Philippe Henry

Philippe Henry, Ph.D. / CSO

Abstract Presenter

Philippe Henry is a population geneticist and cannabis enthusiast who uses genomic data to advance our understanding of the genetic basis of key traits of the cannabis plant and its therapeutic potential. He holds a BSc and MSc In Biology from the University of Lausanne, Switzerland and a PhD from the University of British Columbia. For the past five years, Philippe has focused on the development of statistical approaches to model the chemotypic variation in elite cannabis cultivars and correlate that information with genomic data. His long term goal is to use sound science to objectively guide cannabis breeding efforts and the product development. Philippe is Chief Scientific Office with VSSL, director of R&D with the Flowr Corporation and adjunct professor at the University of Northern British Columbia.

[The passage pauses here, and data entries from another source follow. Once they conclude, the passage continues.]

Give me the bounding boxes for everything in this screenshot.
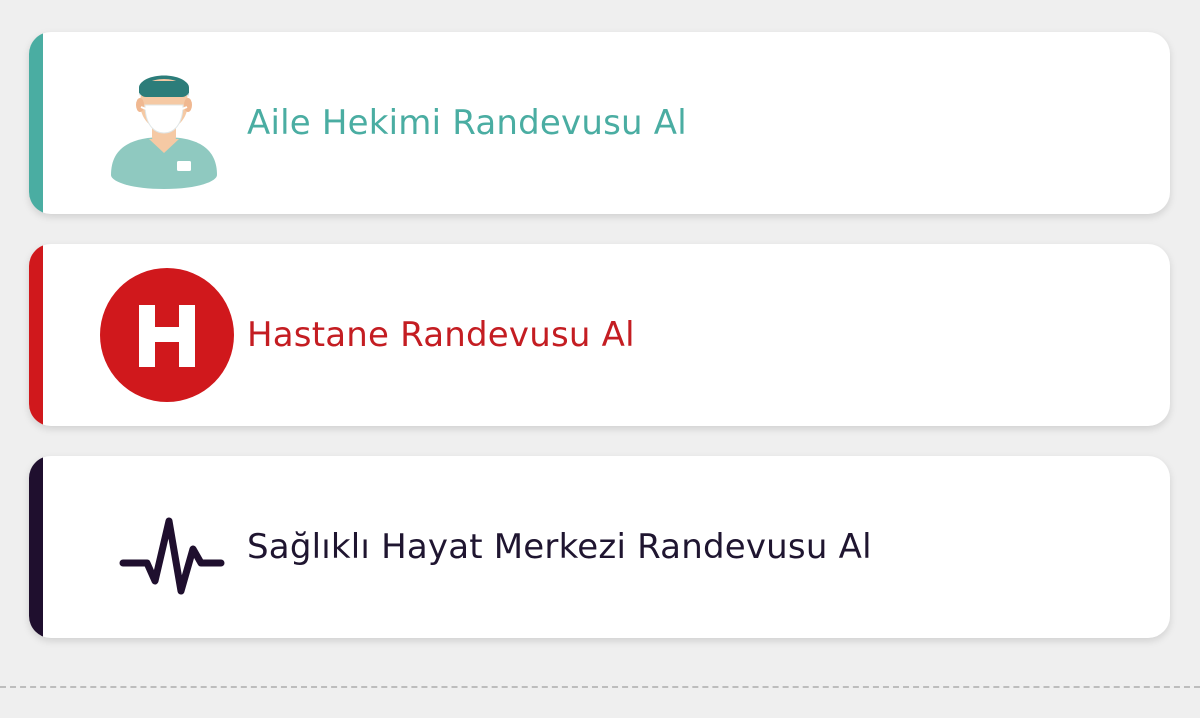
card-accent-bar — [29, 456, 43, 638]
hospital-appointment-label: Hastane Randevusu Al — [247, 315, 635, 355]
healthy-life-center-appointment-card[interactable]: Sağlıklı Hayat Merkezi Randevusu Al — [29, 456, 1170, 638]
appointment-menu: Aile Hekimi Randevusu Al Hastane Randevu… — [0, 0, 1200, 718]
hospital-appointment-card[interactable]: Hastane Randevusu Al — [29, 244, 1170, 426]
heartbeat-icon — [89, 477, 239, 617]
card-accent-bar — [29, 244, 43, 426]
doctor-icon — [89, 53, 239, 193]
family-doctor-appointment-label: Aile Hekimi Randevusu Al — [247, 103, 687, 143]
card-accent-bar — [29, 32, 43, 214]
family-doctor-appointment-card[interactable]: Aile Hekimi Randevusu Al — [29, 32, 1170, 214]
dashed-divider — [0, 686, 1200, 688]
hospital-icon — [89, 265, 239, 405]
healthy-life-center-appointment-label: Sağlıklı Hayat Merkezi Randevusu Al — [247, 527, 872, 567]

On the Classification of Cannabis Chemovars Using Targeted Single Nucleotide Polymorphism Assays

The classification of Cannabis varieties has been increasingly discussed in the past years, particularly in the wake of emerging legal markets, with implications for intellectual property development, marketing and improvement of the scientific understanding of this contentious plant. While the concept of chemovars has been proposed and has gained popularity of late, the lack of guidance in introducing this concept and the fact that chemovars are based on indirectly assessed traits with a heritable basis has likely impeded the implementation of the concept to a broader audience. Here, we validate a previously proposed classification scheme derived from chemotype profiles from over 5000 individual accessions from Nevada. The resulting chemovar classification model was then applied to a sub-set of 70 samples sequenced using the Strainseek V2 protocol typed at about 10,000 locations in the genome. Using loading extraction from multivartiate analyses, we identify 21 highly informative Single Nucleotide Polymorphisms (SNPs) associated with the most parsimonious chemovar classification model based on terpene expression, with three major groups including myrcene, limonene and terpinolene dominant accessions. These highly informative genetic markers were then developed in target specific primers using the KASP assay chemistry, a competitive allele-specific PCR that enables bi-allelic scoring of SNPs and insertions and deletions (Indels) at specific loci based on dual FRET (Fluorescent Resonance Energy Transfer). The 21 novel assays were validated in 120 accessions from the west coast to assess amplification success and polymorphism. We propose using the validated assays as a simple tool for chemovar classification in drug type I cannabis in an accessible, rapid and cost effective means to classify cannabis by their respective chemovars.